Understanding this distinction matters in practice. When you chain transformations, Spark builds a computation plan. Only when you call an action does Spark break that plan into tasks and run them across the cluster.
Transformations
| Operation | Description |
|---|---|
map() |
Applies a function to each element and returns a new RDD. |
flatMap() |
Applies a function to each element, flattens the results, and returns a new RDD. |
filter() |
Returns a new RDD containing only elements for which the function returns true. |
distinct() |
Returns a new RDD with duplicate elements removed. |
union() |
Returns a new RDD containing all elements from both RDDs. |
intersection() |
Returns a new RDD containing only elements present in both RDDs. |
subtract() |
Returns a new RDD with elements from the second RDD removed. |
cartesian() |
Returns a new RDD with the Cartesian product of both RDDs. |
Actions
| Operation | Description |
|---|---|
collect() |
Returns all elements of the RDD to the driver. |
count() |
Returns the number of elements in the RDD. |
countByValue() |
Returns the number of times that each element appears in an RDD. |
reduce() |
Aggregates all elements in an RDD, such as calculating the sum. |
fold(0)(func) |
Like reduce(), but uses a zero value as the initial value. |
aggregate(0)(seqOp, combOp) |
Like reduce(), but the return type can differ from the element type. |
foreach(func) |
Applies a function to each element of an RDD. |
Example: calculate total line length
This example reads a text file from HDFS, uses a map transformation to get the length of each line, and uses a reduce action to sum those lengths.
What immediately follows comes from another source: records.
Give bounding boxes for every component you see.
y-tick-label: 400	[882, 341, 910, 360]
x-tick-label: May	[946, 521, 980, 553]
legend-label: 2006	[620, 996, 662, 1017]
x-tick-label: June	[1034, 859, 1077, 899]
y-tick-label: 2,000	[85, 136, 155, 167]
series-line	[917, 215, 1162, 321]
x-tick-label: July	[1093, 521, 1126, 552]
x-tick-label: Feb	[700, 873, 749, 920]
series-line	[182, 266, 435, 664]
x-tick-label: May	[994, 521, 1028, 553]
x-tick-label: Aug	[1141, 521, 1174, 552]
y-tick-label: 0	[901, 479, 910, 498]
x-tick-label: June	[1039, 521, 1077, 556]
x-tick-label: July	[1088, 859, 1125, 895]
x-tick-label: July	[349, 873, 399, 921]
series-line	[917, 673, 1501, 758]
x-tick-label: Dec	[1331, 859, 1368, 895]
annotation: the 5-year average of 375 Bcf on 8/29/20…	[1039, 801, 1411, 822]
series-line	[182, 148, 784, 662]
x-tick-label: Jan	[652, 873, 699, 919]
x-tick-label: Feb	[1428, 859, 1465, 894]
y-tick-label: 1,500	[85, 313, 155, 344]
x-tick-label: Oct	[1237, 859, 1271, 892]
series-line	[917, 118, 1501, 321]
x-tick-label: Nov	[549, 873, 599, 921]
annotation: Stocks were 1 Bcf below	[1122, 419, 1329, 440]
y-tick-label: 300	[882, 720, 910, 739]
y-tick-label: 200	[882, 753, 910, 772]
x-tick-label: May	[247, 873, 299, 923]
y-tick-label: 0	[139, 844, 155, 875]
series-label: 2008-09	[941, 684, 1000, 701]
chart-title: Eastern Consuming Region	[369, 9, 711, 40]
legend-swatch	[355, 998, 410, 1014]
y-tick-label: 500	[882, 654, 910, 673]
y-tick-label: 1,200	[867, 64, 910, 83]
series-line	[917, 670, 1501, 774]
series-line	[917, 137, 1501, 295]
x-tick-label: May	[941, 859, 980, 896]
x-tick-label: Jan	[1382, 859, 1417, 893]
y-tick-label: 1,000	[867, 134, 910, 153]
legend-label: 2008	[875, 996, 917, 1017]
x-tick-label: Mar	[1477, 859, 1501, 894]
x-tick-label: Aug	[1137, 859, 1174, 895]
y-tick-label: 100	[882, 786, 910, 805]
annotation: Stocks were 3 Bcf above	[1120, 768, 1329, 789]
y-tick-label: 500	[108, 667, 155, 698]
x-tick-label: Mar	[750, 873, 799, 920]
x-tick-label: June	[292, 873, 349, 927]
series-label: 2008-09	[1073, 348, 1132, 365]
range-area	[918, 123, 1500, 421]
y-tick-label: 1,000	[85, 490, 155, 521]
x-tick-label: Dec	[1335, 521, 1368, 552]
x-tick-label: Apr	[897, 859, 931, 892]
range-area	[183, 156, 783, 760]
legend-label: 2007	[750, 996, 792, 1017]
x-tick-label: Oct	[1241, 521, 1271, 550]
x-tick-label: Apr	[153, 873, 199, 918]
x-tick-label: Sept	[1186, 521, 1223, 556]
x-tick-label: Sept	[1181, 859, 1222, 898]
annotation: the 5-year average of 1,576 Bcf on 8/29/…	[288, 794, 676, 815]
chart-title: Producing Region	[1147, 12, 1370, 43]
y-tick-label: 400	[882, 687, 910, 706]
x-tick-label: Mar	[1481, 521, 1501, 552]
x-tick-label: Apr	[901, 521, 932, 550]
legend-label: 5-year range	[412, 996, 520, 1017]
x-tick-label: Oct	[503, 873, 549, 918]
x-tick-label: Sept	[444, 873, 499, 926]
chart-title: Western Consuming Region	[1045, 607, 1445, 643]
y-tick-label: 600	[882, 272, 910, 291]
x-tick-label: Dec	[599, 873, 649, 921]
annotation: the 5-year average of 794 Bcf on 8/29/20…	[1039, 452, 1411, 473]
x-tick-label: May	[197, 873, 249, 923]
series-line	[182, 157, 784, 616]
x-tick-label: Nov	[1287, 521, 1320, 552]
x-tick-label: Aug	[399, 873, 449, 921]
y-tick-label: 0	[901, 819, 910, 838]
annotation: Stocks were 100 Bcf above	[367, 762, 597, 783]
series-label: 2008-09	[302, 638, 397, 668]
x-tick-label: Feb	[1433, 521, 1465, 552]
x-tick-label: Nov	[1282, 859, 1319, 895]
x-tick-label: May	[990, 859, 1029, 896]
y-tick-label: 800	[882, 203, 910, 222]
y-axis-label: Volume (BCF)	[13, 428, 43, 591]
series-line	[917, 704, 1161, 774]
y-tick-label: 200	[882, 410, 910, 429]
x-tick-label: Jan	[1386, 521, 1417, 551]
Step 1: Upload the data file
-
Log on to the master node via SSH.
-
Create a file named
data.txtwith the following content:Hello Spark This is a test file 1234567890 -
Upload the file to HDFS:
hadoop fs -put data.txt /user/root/
Step 2: Start the Spark shell
spark-shell
Step 3: Calculate total line length
Run the following in the shell:
val lines = sc.textFile("data.txt")
val lineLengths = lines.map(s => s.length)
val totalLength = lineLengths.reduce((a, b) => a + b)
Here is what each line does:
-
val lines = sc.textFile("data.txt")— creates a base RDD pointing to the file. The file is not read yet;linesis merely a pointer. -
val lineLengths = lines.map(s => s.length)— defines a transformation that will compute each line's length. Nothing runs at this point. -
val totalLength = lineLengths.reduce((a, b) => a + b)— this is an action. Spark reads the file, applies themap, and runs the reduction across the cluster.